1962年「Big Band Bossa Nova

1963年「Jazz Samba Encore!

1963年「Getz/Gilberto

1963年「Getz/Almeida

なんと、たった2年なんですよ。ゲッツはあまりのボサノヴァのヒットに「このままでは自分のジャズミュージシャンとしてのアイデンティティが失われてしまう」という危機感をもちます。とはいえ、スタジオ録音がなくても1964年はアストラッド・ジルベルトを擁してツアーしてるんですけどね。

とにかくゲッツは1964年1月にはゲイリー・バートンとのピアノレスカルテットを組んでいます。本人にとって、ボサノヴァのミュージシャンとみなされるのは本当に嫌だったらしい。あくまでもボサノヴァを軽視しているのではなく、自分はジャズミュージシャンだという気概から。

そうであったとしても、冒頭でも言ったように、ゲッツがいたからこそボサノヴァの世界制覇が短期間で完了したわけです。ジョアン・ジルベルトは偉大なミュージシャンですが、当時の世界環境、技術力で、南半球の音楽が世界を制覇するのは容易ではなかった。遅かれ早かれボサノヴァによる世界制覇は実現したと思いますが、「あれだけの短期間で」という条件をつけるならゲッツの功績は計り知れない。

ボサノヴァの大ブームで、ジャズミュージシャンは誰もかれもボサノヴァを録音しました。マイルス・デイヴィスキャノンボール・アダレイですら(あれ?ジョン・コルトレーンビル・エヴァンスボサノヴァ録音したかな?コルトレーンの「Bahia」はボサノヴァ以前だし。エヴァンスの「Dolphin」はブームの後か)。でもゲッツ以上にボサノヴァがマッチするジャズミュージシャンがいたでしょうか。よくソフトな歌い口で比較されるポール・デズモンド、彼はシリアスすぎてボサノヴァには合わない。デイブ・ブルーベックと別れてからのアルバムはボサノヴァタッチのものが多いですが、残念ながらどれもボサノヴァの精神をわかっていない。そもそも、チャーリー・バードのギターだけでボサノヴァの魅力をアメリカに伝えられたか。ブラジルにゲッツはいなかったけど、ゲッツこそがボサノヴァの魅力を引き出すことができたミュージシャンであると断言できます。

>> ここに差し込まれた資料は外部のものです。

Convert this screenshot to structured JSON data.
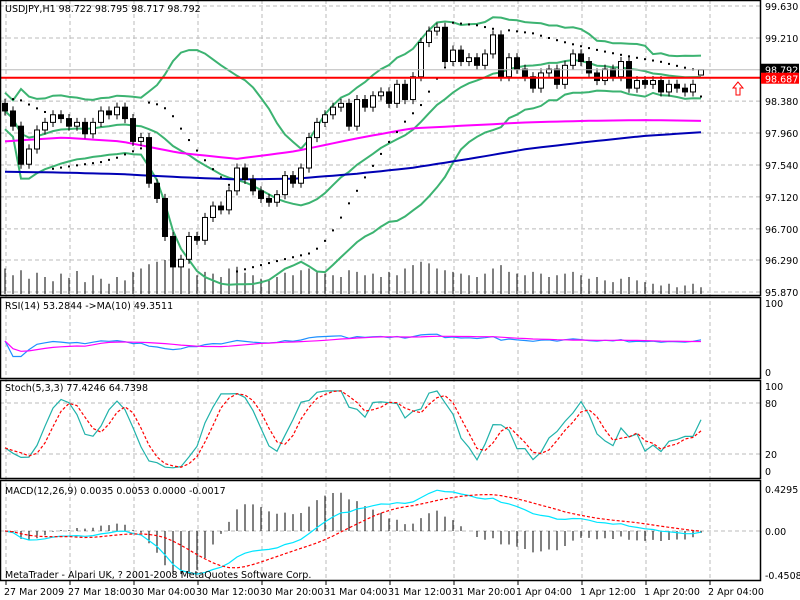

たった2年の活動でボサノヴァの代名詞となったゲッツ、タイミングだけではこんなことはあり得ません。はっきりって、パウロ・モウラやタンバトリオのベベートよりもボサノヴァにふさわしい演奏をしていたのです。

ほかのところでも言いましたが、過度にジョアン・ジルベルトに肩入れして「「Getz/Gilberto」なんてダメ」と言う人がいるのですが、「いい音楽かつまらない音楽か」で考えれば、非常によい音楽。実際、大ヒットしたという事実があります。大衆をバカにしてはいけません、大衆が受け入れた音楽はそれだけ多くの人に認められた音楽です。売れるからダメ、売れないからいいというのは当然間違い。